It’s officially that time of year again. Tonight, to a crowd of about six—including their own campaign teams, the Gazette and BPC—four candidates officially announced they are running for USC president.
Two guys and two girls, each with different backgrounds and levels of involvement with the USC, should make for an interesting campaign race. Here’s a quick breakdown of the candidates at first glance:
Continuing the trend started by Omid last year, the USC’s speaker is throwing his hat in the ring this year. Holding a more visible role on council (i.e., sitting at the front of the room every council meeting) could be an advantage, although history shows it’s not enough alone to win an election. But this kid already has a presidential line: his previous positions have included president of the Huron University Students’ Council. His quiet, gentle demeanor betrays that this candidate is a force to be reckoned with.
Beaming from the weekly galleries of Premier Life, you may already recognize this vivacious bundle of energy. A Twitter aficionado, with over 3,000 tweets under her belt, McArthur obviously has a lot to say. It will be interesting to watch how her social media campaign shakes down—expect fun videos and outrageous tweets.

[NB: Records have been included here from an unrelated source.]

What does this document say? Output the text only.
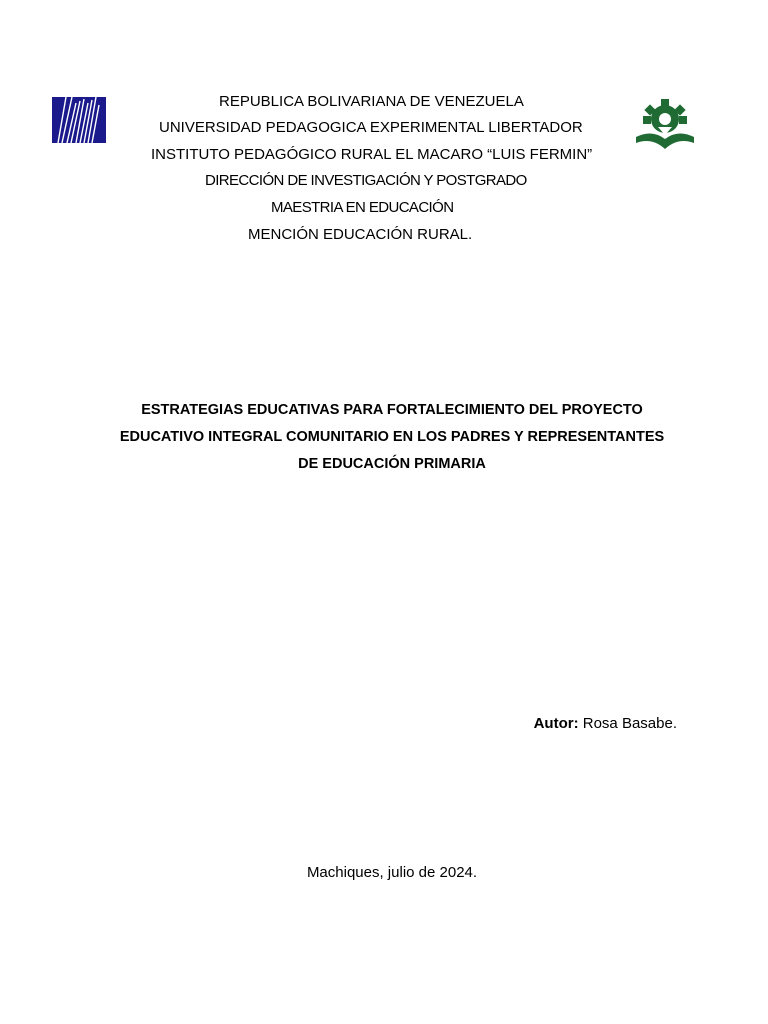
REPUBLICA BOLIVARIANA DE VENEZUELA
UNIVERSIDAD PEDAGOGICA EXPERIMENTAL LIBERTADOR
INSTITUTO PEDAGÓGICO RURAL EL MACARO “LUIS FERMIN”
DIRECCIÓN DE INVESTIGACIÓN Y POSTGRADO
MAESTRIA EN EDUCACIÓN
MENCIÓN EDUCACIÓN RURAL.
ESTRATEGIAS EDUCATIVAS PARA FORTALECIMIENTO DEL PROYECTO
EDUCATIVO INTEGRAL COMUNITARIO EN LOS PADRES Y REPRESENTANTES
DE EDUCACIÓN PRIMARIA
Autor: Rosa Basabe.
Machiques, julio de 2024.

But she has a serious side too, she’s also an active social science soph eager to make the leap to the head of the pack.
A third-year science student and current science soph, Ross doesn’t have a huge presence on campus or a ton of experience under her belt. She may seem like the underdog with her quiet presence, but often these types of candidates can surprise us early—or late—in the race and suddenly surge to the top. I wish I had more to write about Ross, but unfortunately there’s not much else to say. Somehow I expect that to change very soon.
As student representative for the Board of Governors—a two-year tenure—Silver regularly rubs elbows with university elites, including the big C, Amit Chakma, and his worship Joe Fontana. This should mean he’s comfortable working with and representing students with higher-ups. He’s outgoing and well-dressed, with a Forgione-esque way of making you feel like you’ve been friends for years, which as we’ve seen before can be powerful tools in an election where many of the voters have never heard of any of their candidates before they saw their photo in the Gazette.